An issue bigger than sound bites

That risk is the threat posed to the orderly functioning of the financial markets.

The United States, and the world generally, have benefited for centuries from the discipline of properly regulated and executed rules of financial exchange. 

Companies have been able to raise capital to seed new business ideas and expansion opportunities. Savers have been able to invest in these companies, knowing there are stringent rules for how their capital will be treated. Business failures are shown the door in stock prices that can and will go to zero.

The result? Economic expansion, job growth and productivity.

In short, properly functioning financial markets enhance the quality of life. 

If the events of the past few months flare up again, where failing businesses see their stocks go up 16-fold in a month, the virtues of fluid stock markets may be forfeited. Capital will not be allocated to the businesses that need and deserve it. Investors and the advisors who serve them will sit out investment opportunities, unsure of what a security is really worth.

And ultimately, the aggrieved Reddit Wall Street Bets subscribers and Twitter warriors will find themselves looking for scarce employment opportunities in a slack economy.

The potential risk is not just a valuation or capital allocation question. Back-office operations that allow stock purchases to occur are being stressed.

It is a testament to operational excellence that in less than the blink of an eye, a buyer is found for every seller on a stock exchange and vice versa. There are no “runners” shuttling physical certificates to the vaults at various banks. Trade settlement does not take a week. It is effortless.
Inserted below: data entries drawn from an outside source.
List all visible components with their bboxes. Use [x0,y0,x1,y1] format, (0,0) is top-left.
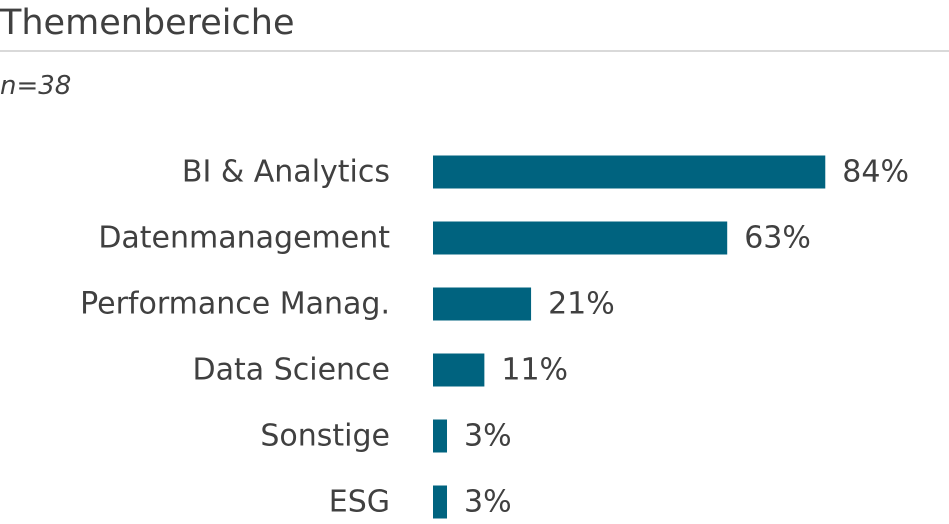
category-label: Datenmanagement [98,221,390,256]
bar [433,287,532,321]
bar [433,485,448,519]
value-label: 3% [464,485,512,520]
bar [433,155,826,189]
bar [433,221,728,255]
value-label: 63% [744,221,811,256]
title-divider [0,50,949,52]
bar [433,419,448,453]
value-label: 11% [501,353,568,388]
bar-chart: BI & Analytics 84% Datenmanagement 63% Perfo… [80,155,909,520]
bar [433,353,485,387]
category-label: Performance Manag. [80,287,390,322]
category-label: BI & Analytics [182,155,390,190]
chart-title: Themenbereiche [0,3,295,43]
sample-size-note: n=38 [0,71,72,101]
bars-group: BI & Analytics 84% Datenmanagement 63% Perfo… [80,155,909,520]
value-label: 84% [842,155,909,190]
category-label: Sonstige [260,419,390,454]
value-label: 3% [464,419,512,454]
category-label: Data Science [193,353,390,388]
value-label: 21% [548,287,615,322]
category-label: ESG [329,485,390,520]
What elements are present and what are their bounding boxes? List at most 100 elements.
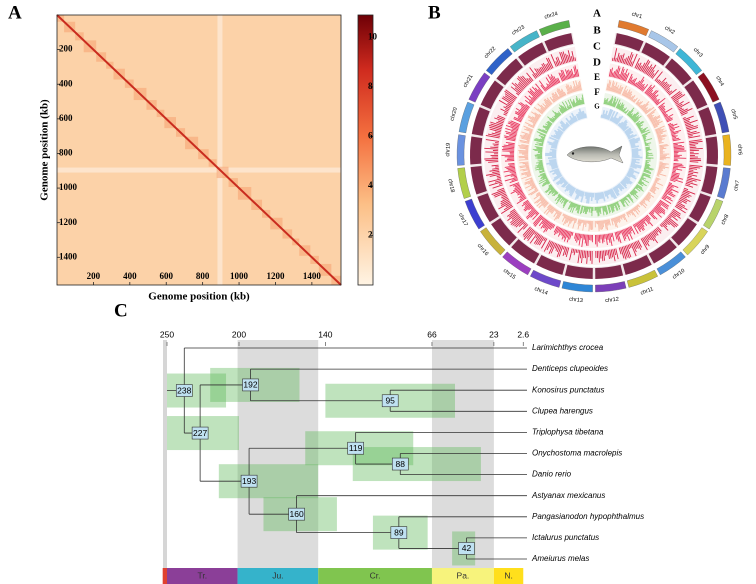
colorbar-tick-label: 6 bbox=[368, 130, 373, 140]
histogram-bar bbox=[622, 197, 629, 207]
chromosome-ideogram bbox=[703, 198, 724, 230]
histogram-bar bbox=[568, 186, 574, 194]
histogram-bar bbox=[534, 91, 540, 97]
histogram-bar bbox=[607, 101, 610, 106]
histogram-bar bbox=[552, 224, 556, 229]
chromosome-label: chr10 bbox=[672, 268, 687, 281]
histogram-bar bbox=[534, 116, 539, 120]
density-ring bbox=[684, 80, 708, 110]
histogram-bar bbox=[554, 129, 563, 136]
histogram-bar bbox=[689, 159, 702, 162]
histogram-bar bbox=[505, 203, 512, 208]
histogram-bar bbox=[641, 103, 649, 111]
histogram-bar bbox=[652, 94, 659, 101]
histogram-bar bbox=[569, 202, 573, 210]
histogram-bar bbox=[653, 182, 657, 185]
histogram-bar bbox=[653, 99, 658, 103]
histogram-bar bbox=[639, 202, 643, 206]
histogram-bar bbox=[636, 122, 639, 126]
histogram-bar bbox=[625, 89, 631, 98]
histogram-bar bbox=[548, 184, 552, 188]
histogram-bar bbox=[666, 187, 679, 193]
histogram-bar bbox=[639, 83, 645, 91]
histogram-bar bbox=[577, 205, 581, 214]
histogram-bar bbox=[528, 115, 538, 122]
histogram-bar bbox=[545, 104, 549, 108]
histogram-bar bbox=[538, 80, 547, 91]
histogram-bar bbox=[685, 184, 694, 188]
histogram-bar bbox=[611, 72, 614, 78]
histogram-bar bbox=[602, 206, 605, 212]
histogram-bar bbox=[548, 83, 552, 88]
histogram-bar bbox=[503, 204, 513, 211]
histogram-bar bbox=[562, 213, 565, 216]
histogram-bar bbox=[621, 246, 627, 260]
histogram-bar bbox=[491, 132, 501, 136]
histogram-bar bbox=[624, 110, 627, 114]
histogram-bar bbox=[650, 115, 661, 122]
histogram-bar bbox=[630, 209, 637, 218]
histogram-bar bbox=[578, 99, 581, 106]
histogram-bar bbox=[615, 185, 619, 189]
chromosome-label: chr14 bbox=[533, 286, 548, 297]
histogram-bar bbox=[654, 71, 663, 82]
histogram-bar bbox=[576, 190, 582, 200]
histogram-bar bbox=[564, 215, 570, 224]
histogram-bar bbox=[640, 62, 646, 72]
histogram-bar bbox=[673, 147, 685, 150]
histogram-bar bbox=[571, 203, 576, 213]
histogram-bar bbox=[660, 81, 665, 87]
histogram-bar bbox=[620, 181, 628, 189]
histogram-bar bbox=[582, 220, 585, 231]
histogram-bar bbox=[538, 169, 545, 173]
histogram-bar bbox=[535, 164, 543, 167]
histogram-bar bbox=[564, 184, 571, 192]
histogram-bar bbox=[635, 120, 641, 125]
histogram-bar bbox=[648, 191, 651, 195]
histogram-bar bbox=[638, 221, 645, 231]
histogram-bar bbox=[504, 95, 515, 103]
histogram-bar bbox=[555, 133, 561, 138]
histogram-bar bbox=[686, 181, 698, 186]
histogram-bar bbox=[550, 54, 557, 67]
density-ring bbox=[648, 239, 677, 264]
histogram-bar bbox=[496, 121, 504, 125]
histogram-bar bbox=[636, 76, 645, 88]
histogram-bar bbox=[640, 176, 647, 180]
histogram-bar bbox=[550, 187, 554, 191]
histogram-bar bbox=[521, 175, 532, 180]
histogram-bar bbox=[645, 144, 650, 147]
histogram-bar bbox=[504, 135, 516, 139]
histogram-bar bbox=[555, 177, 565, 185]
histogram-bar bbox=[513, 175, 517, 178]
period-label: Pa. bbox=[457, 570, 470, 580]
histogram-bar bbox=[491, 189, 505, 196]
histogram-bar bbox=[683, 118, 691, 122]
histogram-bar bbox=[632, 116, 637, 121]
heatmap-diagonal bbox=[56, 14, 342, 286]
histogram-bar bbox=[557, 193, 560, 197]
histogram-bar bbox=[512, 183, 520, 187]
histogram-bar bbox=[686, 179, 693, 183]
histogram-bar bbox=[518, 159, 529, 161]
histogram-bar bbox=[584, 206, 586, 212]
chromosome-label: chr4 bbox=[714, 75, 725, 87]
histogram-bar bbox=[562, 246, 565, 250]
histogram-bar bbox=[535, 167, 544, 171]
histogram-bar bbox=[651, 94, 656, 100]
histogram-bar bbox=[540, 172, 546, 176]
histogram-bar bbox=[518, 145, 529, 148]
histogram-bar bbox=[488, 124, 502, 130]
period-bar bbox=[318, 568, 432, 584]
histogram-bar bbox=[615, 99, 621, 109]
histogram-bar bbox=[656, 130, 667, 135]
chromosome-label: chr5 bbox=[729, 108, 738, 120]
density-ring bbox=[518, 42, 547, 66]
histogram-bar bbox=[560, 61, 563, 65]
histogram-bar bbox=[497, 120, 504, 124]
histogram-bar bbox=[520, 136, 531, 140]
histogram-bar bbox=[538, 178, 549, 185]
chromosome-label: chr8 bbox=[720, 214, 730, 226]
histogram-bar bbox=[663, 193, 672, 200]
histogram-bar bbox=[572, 88, 575, 93]
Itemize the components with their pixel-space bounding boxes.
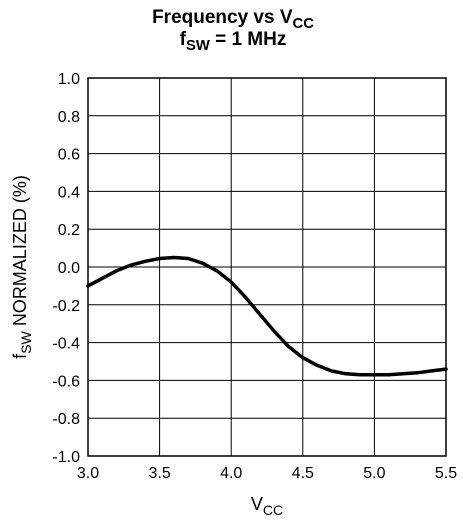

Along the path to clearing a trade are multiple players and multiple points at which a breakdown can occur.

These include clients, prime brokers, market makers, the Depository Trust & Clearing Corporation (DTCC) and margin lenders.

It has yet to be seen whether any breaks will occur in the settling of last week’s trading activity. However, it seems wise to pause the flow, whether through higher margin requirements or trading restrictions, until that answer is known.

Breaking the efficient system of clearing trades is not a risk worth taking.

The real question to ask

As we go through congressional hearings and the public shaming that is likely to come, let’s not lose sight of the truth.

Whether the Reddit events are idiosyncratic or catalyze a more systemic problem is unknown at this time.

However, it is the question that should be answered instead of the virtue-signaling that is going on.

Let’s hope that when investigations are done, and books are written, market participants and regulatory authorities will feel the right actions were taken over the past week – even if that meant certain parties did not get everything they wanted (e.g., unrestrained trading).

If that is the outcome, confidence in the financial markets will be maintained and possibly even enhanced, benefiting the markets, the economy, and the majority of individuals participating in both.